The co-op was founded in 2015 in part by JoDee Moody, who said the event has grown substantially in size. The first year, potters made probably 300 bowls, she said.
“Then the next year it was 700, and then it was 1,500, and now we have so many we make every year because we know they go so fast,” Moody said.
The co-op hosts several “bowl-making parties,” Mannino said. Each artist will have their own style, but they will collaborate in order to make sure the bowls get trimmed and glazed in time for the event, she said.
“Pottery is an art form you can take in so many directions,” she said. “The trim, for example, is a good way to show your style as an artist because every artist makes theirs so different.”
Kim Forsberg attended with her daughter Maddie and their 12-week-old spaniel, Chewbacca, leaving with two armfuls of ceramic bowls.
“We got a big bowl for pasta and things like that, then some cereal bowls,” Forsberg said. “It’s just fun to be here again.”
More bowls also meant more planning for Sue Newman, another co-founder and the chair of the Scoops and Bowls planning committee on the co-op.
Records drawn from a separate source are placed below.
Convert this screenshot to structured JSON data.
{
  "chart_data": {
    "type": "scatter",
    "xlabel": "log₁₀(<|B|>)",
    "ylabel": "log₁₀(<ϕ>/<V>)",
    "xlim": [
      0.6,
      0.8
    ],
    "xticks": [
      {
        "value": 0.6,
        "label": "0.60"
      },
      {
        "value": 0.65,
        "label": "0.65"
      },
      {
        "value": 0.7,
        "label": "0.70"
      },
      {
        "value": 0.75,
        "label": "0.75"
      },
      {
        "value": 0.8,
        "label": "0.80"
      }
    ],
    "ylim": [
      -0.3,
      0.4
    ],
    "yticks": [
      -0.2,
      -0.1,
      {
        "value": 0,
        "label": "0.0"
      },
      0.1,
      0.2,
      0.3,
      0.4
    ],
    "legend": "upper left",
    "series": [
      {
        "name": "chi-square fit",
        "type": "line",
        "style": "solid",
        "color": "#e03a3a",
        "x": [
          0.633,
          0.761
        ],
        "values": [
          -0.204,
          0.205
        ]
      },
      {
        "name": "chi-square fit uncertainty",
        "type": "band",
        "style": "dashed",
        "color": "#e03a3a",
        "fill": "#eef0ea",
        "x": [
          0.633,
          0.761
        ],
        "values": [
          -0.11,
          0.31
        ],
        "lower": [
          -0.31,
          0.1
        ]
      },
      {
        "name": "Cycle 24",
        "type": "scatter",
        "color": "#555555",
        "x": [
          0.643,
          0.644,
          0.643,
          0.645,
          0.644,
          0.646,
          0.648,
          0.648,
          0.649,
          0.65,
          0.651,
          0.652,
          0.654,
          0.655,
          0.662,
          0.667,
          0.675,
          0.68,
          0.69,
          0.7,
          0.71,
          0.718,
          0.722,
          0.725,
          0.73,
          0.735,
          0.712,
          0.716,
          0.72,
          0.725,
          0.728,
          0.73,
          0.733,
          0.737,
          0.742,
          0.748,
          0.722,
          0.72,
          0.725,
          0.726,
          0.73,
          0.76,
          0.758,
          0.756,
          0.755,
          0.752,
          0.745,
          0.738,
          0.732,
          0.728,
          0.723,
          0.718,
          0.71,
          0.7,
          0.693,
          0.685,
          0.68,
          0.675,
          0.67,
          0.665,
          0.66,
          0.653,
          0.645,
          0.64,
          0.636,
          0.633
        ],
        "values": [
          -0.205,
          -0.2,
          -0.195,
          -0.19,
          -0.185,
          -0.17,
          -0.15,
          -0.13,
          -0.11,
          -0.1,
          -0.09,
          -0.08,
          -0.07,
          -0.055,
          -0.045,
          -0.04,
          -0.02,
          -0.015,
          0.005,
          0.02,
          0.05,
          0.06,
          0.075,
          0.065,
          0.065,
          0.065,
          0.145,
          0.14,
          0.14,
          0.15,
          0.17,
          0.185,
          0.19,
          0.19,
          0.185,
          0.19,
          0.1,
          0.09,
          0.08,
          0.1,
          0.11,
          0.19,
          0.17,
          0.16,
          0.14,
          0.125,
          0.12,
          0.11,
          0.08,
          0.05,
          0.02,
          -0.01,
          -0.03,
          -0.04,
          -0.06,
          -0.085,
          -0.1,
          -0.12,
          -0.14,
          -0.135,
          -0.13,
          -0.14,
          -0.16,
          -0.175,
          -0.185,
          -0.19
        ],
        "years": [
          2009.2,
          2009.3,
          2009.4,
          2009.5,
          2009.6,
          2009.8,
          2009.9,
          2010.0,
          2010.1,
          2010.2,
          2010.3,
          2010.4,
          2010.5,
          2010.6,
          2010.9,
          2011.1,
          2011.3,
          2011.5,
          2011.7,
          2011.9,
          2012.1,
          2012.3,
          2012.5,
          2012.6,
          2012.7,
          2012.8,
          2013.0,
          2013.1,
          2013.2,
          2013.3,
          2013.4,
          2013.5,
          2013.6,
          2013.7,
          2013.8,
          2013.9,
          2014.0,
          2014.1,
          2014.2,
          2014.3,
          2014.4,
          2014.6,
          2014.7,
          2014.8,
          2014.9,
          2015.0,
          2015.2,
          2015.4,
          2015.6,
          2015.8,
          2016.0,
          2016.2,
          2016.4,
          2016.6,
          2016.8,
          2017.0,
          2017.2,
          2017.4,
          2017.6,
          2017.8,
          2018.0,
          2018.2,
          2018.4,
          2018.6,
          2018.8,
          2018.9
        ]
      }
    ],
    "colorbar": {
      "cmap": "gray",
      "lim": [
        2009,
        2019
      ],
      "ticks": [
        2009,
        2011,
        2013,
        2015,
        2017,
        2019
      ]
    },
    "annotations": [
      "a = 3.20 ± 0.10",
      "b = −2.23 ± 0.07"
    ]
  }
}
The committee decided this year to add two rows of tables instead of one, and they also found a better way of scooping ice cream by slicing it with clay wire.
“This is the most efficient year. We’ve been able to cut down the lines so much,” Newman said. “It’s the best year for volunteers, in terms of numbers.”
The co-op is run entirely by volunteers, Moody said, who run the ice cream scooping and cashier stations. Setup starts around 7 a.m., and people often start lining up around 9:30 a.m., Mannino said.
The event serves as a fundraiser for the co-op, which will cover workshops and planning other community events. The holiday market runs every December, Mannino said, and includes pottery, prints and paintings from a variety of artists.
Nearly the entire inventory at Scoops and Bowls is ceramic bowls.
“There is a more concrete expectation at this event. You’re gonna get a good, really beautiful bowl at a discount, and there’s something really nice about the simplicity of that,” Mannino said.